In May 2007, compared with April 2007, “food, drinks and tobacco” fell by 0.3% in the euro area but rose by 0.1% in the EU27. The non food sector decreased by 0.6% and 0.2% respectively. Among the Member States for which data are available, total retail trade increased in eleven Member States and fell in six. The largest increases were observed in Lithuania (+3.6%), Estonia and Slovakia (both +2.7%) and Latvia (+2.6%), and the highest decreases in Luxembourg (-10.6%), Austria (-2.4%) and Denmark (-2.3%).

Statistics for Hungary were not among those released, but the trend across Europe at this point does not look as positive as it did, say, six moths ago. Perhaps we are now beginning to get a measure of the drag the 3% VAT hike in Germany may exercise, and how this can feed across the eurosystem.

Similar conclusions appear to have been reached by Dániel Bebesy, at the CIB Bank, Budapest

“The slowdown of IP does not bode well for the GDP growth outlook, which is likely to remain below potential thus serve as an argument for monetary easing."

The thing is, as I will explain in more detail in future posts, monetary easing may not be as easy an option as it seems due to the very high percentage of mortgages (around 80%) which are denominated in Swiss Francs. Lowering the interest rate would surely reduce the value of the forint, and thus raise interest payments for households on these mortgages, so there would be a sort of tug-of-war between two opposing impacts. Nothing from here on in is going to be easy.
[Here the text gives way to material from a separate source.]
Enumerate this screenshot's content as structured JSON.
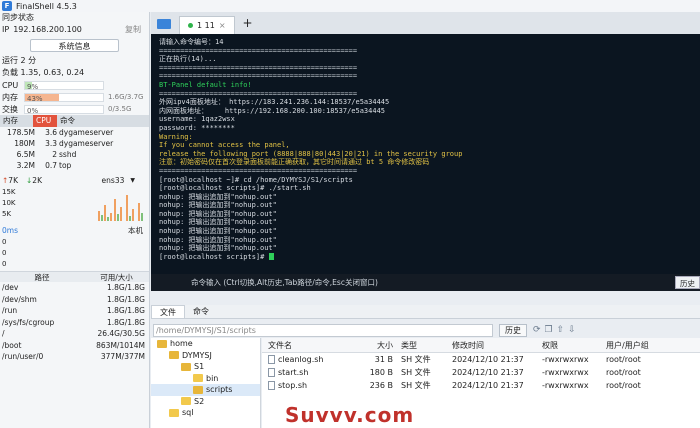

Winding up, the Economist has a look this week at the situation in the Baltics, along the road it mentions Hungary:

"The other early candidate for a crash has long been Hungary, which admitted last year that it had been running a budget deficit of 10% of GDP. But a combination of tax rises and modest spending cuts has trimmed the deficit. Exports and industrial production have risen. The central bank has begun to cut interest rates. Hungary has been “disgustingly lucky”, says Juliet Sampson of HSBC, a bank."

Well, as we have just seen, industrial production is no longer rising the way it was, and indeed has fallen in three of the last four months, but lets just hope, along with the Economist that Hungary continues to be “disgustingly lucky”.